# Gemma Fine-tuning with Unsloth

Fine-tuning Gemma 2b model to create GemmaCare0625-LoRA.

In [None]:
import os

# Set HF token if needed
# os.environ["HF_TOKEN"] = "your_token_here"

## Install Dependencies

In [None]:
%pip install unsloth --upgrade --no-cache-dir
import torch
if torch.cuda.get_device_capability()[0] >= 8:
    %pip install --no-deps packaging ninja einops "flash-attn>=2.6.3"

## Load Model

In [None]:
from unsloth import FastLanguageModel
import torch

max_seq_length = 2048

model, tokenizer = FastLanguageModel.from_pretrained(
    model_name = "unsloth/gemma-2-2b",
    max_seq_length = max_seq_length,
    dtype = None,        # None for auto detection.
    load_in_4bit = True, # Use 4bit quantization to reduce memory usage.
)

## Load Local Dataset

In [None]:
from datasets import load_dataset
import os

# Load local dataset
dataset_path = os.path.join("..", "data", "train.jsonl")
dataset = load_dataset("json", data_files=dataset_path, split="train")

In [None]:
# Check dataset sample
print(dataset[0])

## Prompt Template

In [None]:
alpaca_prompt_template = """Below is an instruction that describes a task, paired with an input that provides further context. Write a response that appropriately completes the request.

### Instruction:
{}

### Input:
{}

### Response:
{}"""

EOS_TOKEN = tokenizer.eos_token # EOS_TOKEN is necessary.

## Format Dataset

In [None]:
def formatting_prompts_func(examples):
    instructions = examples["instruction"]
    inputs       = examples["input"]
    outputs      = examples["output"]
    # EOS_TOKEN is necessary, otherwise your generation will go on forever!
    texts = [alpaca_prompt_template.format(instruction, input, output) + EOS_TOKEN
                                  for instruction, input, output in
                                  zip(instructions, inputs, outputs)]
    return { "text" : texts, }
pass

dataset = dataset.map(formatting_prompts_func, batched = True,)

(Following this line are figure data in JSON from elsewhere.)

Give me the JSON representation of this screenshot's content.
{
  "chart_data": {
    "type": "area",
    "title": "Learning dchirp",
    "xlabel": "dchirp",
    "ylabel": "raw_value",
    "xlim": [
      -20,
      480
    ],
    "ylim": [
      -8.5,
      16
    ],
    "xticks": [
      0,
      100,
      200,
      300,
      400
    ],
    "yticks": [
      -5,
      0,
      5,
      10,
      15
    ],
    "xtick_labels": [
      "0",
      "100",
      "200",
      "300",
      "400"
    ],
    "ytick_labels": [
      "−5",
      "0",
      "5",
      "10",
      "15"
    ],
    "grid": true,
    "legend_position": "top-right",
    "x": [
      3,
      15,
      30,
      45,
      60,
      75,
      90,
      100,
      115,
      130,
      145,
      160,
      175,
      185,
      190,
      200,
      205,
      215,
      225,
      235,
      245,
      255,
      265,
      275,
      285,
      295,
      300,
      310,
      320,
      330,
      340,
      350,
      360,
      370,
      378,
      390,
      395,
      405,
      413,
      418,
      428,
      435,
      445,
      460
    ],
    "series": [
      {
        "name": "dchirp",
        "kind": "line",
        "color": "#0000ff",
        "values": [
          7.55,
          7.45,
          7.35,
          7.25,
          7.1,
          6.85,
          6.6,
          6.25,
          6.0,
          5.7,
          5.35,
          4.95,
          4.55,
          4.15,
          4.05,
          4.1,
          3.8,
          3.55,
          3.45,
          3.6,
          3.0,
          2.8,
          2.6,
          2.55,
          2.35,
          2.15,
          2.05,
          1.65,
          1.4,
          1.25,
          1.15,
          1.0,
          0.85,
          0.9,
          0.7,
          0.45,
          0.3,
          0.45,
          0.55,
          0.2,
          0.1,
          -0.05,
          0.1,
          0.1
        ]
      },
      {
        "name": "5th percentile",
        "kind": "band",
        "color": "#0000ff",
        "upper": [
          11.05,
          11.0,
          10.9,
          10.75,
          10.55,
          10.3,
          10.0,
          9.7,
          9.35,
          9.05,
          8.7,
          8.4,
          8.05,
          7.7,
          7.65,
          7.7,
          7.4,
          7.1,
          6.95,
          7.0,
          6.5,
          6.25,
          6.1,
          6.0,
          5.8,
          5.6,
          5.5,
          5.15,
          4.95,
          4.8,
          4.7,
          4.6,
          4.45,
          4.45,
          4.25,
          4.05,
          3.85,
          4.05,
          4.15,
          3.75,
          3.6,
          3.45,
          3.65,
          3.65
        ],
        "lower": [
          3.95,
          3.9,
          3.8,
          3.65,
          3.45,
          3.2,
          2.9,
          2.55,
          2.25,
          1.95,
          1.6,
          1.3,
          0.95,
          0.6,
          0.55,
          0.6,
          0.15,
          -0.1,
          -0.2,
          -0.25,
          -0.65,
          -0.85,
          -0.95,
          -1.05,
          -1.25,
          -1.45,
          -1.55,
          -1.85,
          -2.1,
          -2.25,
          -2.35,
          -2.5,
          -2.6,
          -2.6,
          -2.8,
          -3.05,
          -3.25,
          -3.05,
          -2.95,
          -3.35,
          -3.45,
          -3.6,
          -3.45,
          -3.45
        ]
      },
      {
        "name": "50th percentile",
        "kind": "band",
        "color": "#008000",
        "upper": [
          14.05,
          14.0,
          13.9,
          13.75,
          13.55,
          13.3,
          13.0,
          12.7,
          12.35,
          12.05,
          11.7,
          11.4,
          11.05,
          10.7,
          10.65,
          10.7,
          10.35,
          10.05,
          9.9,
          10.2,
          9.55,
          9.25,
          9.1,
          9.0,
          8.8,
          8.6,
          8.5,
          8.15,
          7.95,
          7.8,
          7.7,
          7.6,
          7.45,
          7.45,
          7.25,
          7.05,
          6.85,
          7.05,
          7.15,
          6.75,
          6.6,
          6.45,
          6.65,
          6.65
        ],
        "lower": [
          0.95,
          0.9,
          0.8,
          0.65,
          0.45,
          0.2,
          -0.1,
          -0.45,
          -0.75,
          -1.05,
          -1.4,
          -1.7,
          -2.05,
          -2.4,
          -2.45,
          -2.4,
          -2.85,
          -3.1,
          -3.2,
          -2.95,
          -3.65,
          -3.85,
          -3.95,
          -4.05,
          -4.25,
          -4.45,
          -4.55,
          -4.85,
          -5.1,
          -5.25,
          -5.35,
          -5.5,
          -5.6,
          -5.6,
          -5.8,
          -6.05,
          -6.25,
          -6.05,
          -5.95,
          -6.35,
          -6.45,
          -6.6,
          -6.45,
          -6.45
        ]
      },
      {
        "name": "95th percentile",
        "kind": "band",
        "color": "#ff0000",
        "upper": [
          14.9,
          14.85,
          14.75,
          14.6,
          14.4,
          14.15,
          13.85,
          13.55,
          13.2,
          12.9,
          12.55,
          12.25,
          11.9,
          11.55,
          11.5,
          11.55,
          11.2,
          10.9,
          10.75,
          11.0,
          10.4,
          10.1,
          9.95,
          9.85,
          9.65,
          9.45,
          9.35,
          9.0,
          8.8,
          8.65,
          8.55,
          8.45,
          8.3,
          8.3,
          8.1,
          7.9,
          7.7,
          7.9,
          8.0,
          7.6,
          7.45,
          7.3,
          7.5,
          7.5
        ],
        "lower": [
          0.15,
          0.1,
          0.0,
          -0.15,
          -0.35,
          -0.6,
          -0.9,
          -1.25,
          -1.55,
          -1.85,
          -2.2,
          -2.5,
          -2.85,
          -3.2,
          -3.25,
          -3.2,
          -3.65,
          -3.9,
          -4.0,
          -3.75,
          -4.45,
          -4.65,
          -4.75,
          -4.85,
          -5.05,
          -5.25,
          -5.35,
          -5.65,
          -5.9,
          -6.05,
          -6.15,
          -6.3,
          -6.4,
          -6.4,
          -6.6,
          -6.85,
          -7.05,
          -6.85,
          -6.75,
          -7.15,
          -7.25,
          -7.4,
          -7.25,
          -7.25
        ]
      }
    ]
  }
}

## Initial Inference (Before Training)

Let's test the model before training to see baseline performance.

In [None]:
# Test model before training
from transformers import TextStreamer

# Prepare model for inference
FastLanguageModel.for_inference(model)

# Test with a sample prompt
test_prompt = alpaca_prompt_template.format(
    "What is artificial intelligence?",
    "",
    ""
)

inputs = tokenizer([test_prompt], return_tensors="pt").to("cuda")
text_streamer = TextStreamer(tokenizer)

print("=== BEFORE TRAINING ===")
with torch.no_grad():
    _ = model.generate(**inputs, streamer=text_streamer, max_new_tokens=100)

print("\n" + "="*50 + "\n")

## LoRA Configuration

In [None]:
model = FastLanguageModel.get_peft_model(
    model,
    r = 16, # LoRA attention dimension
    target_modules = ["q_proj", "k_proj", "v_proj", "o_proj",
                      "gate_proj", "up_proj", "down_proj",],
    lora_alpha = 16,  # Alpha parameter for LoRA scaling
    lora_dropout = 0, # Supports any, but = 0 is optimized
    bias = "none",    # Supports any, but = "none" is optimized
    use_gradient_checkpointing = "unsloth", # True or "unsloth" for very long context
    random_state = 3407,
    use_rslora = False,  # Rank stabilized LoRA
    loftq_config = None, # LoRA-Fine-Tuning-Aware Quantization
)

## Training Configuration

In [None]:
from transformers import TrainingArguments

training_args = TrainingArguments(
    per_device_train_batch_size = 2,
    gradient_accumulation_steps = 4,
    warmup_steps = 5,
    # num_train_epochs = 1, # Set this for 1 full training run.
    max_steps = 60,
    learning_rate = 2e-4,
    fp16 = not torch.cuda.is_bf16_supported(),
    bf16 = torch.cuda.is_bf16_supported(),
    logging_steps = 1,
    optim = "adamw_8bit",
    weight_decay = 0.01,
    lr_scheduler_type = "linear",
    seed = 42,
    output_dir = "outputs",
    report_to = "none",
)

## Train Model

In [None]:
from trl import SFTTrainer
from transformers import TrainingArguments
from unsloth import is_bfloat16_supported

trainer = SFTTrainer(
    model = model,
    tokenizer = tokenizer,
    train_dataset = dataset,
    dataset_text_field = "text",
    max_seq_length = max_seq_length,
    dataset_num_proc = 2,
    # Setting packing as False can speed up training five times
    # for short sequences.
    packing = False,
    args = training_args
)

Start training:

In [None]:
trainer_stats = trainer.train()

## Save Model

In [None]:
new_model = "gemma_ft_unsloth"
model.save_pretrained(new_model)
tokenizer.save_pretrained(new_model)

In [None]:
# Push the trained model to Hub (optional)
# model.push_to_hub("your_hf_username/gemma_ft_unsloth")

## Post-Training Inference

In [None]:
model, tokenizer = FastLanguageModel.from_pretrained(
    model_name = new_model, # Your finetuned model name
    max_seq_length = max_seq_length,
    dtype = None,
    load_in_4bit = True,
)
FastLanguageModel.for_inference(model)

Test the fine-tuned model:

In [None]:
from transformers import TextStreamer

# Test the same prompt after training
test_prompt = alpaca_prompt_template.format(
    "What is artificial intelligence?",
    "",
    ""
)

inputs = tokenizer([test_prompt], return_tensors="pt").to("cuda")
text_streamer = TextStreamer(tokenizer)

print("=== AFTER TRAINING ===")
_ = model.generate(**inputs, streamer=text_streamer, max_new_tokens=100)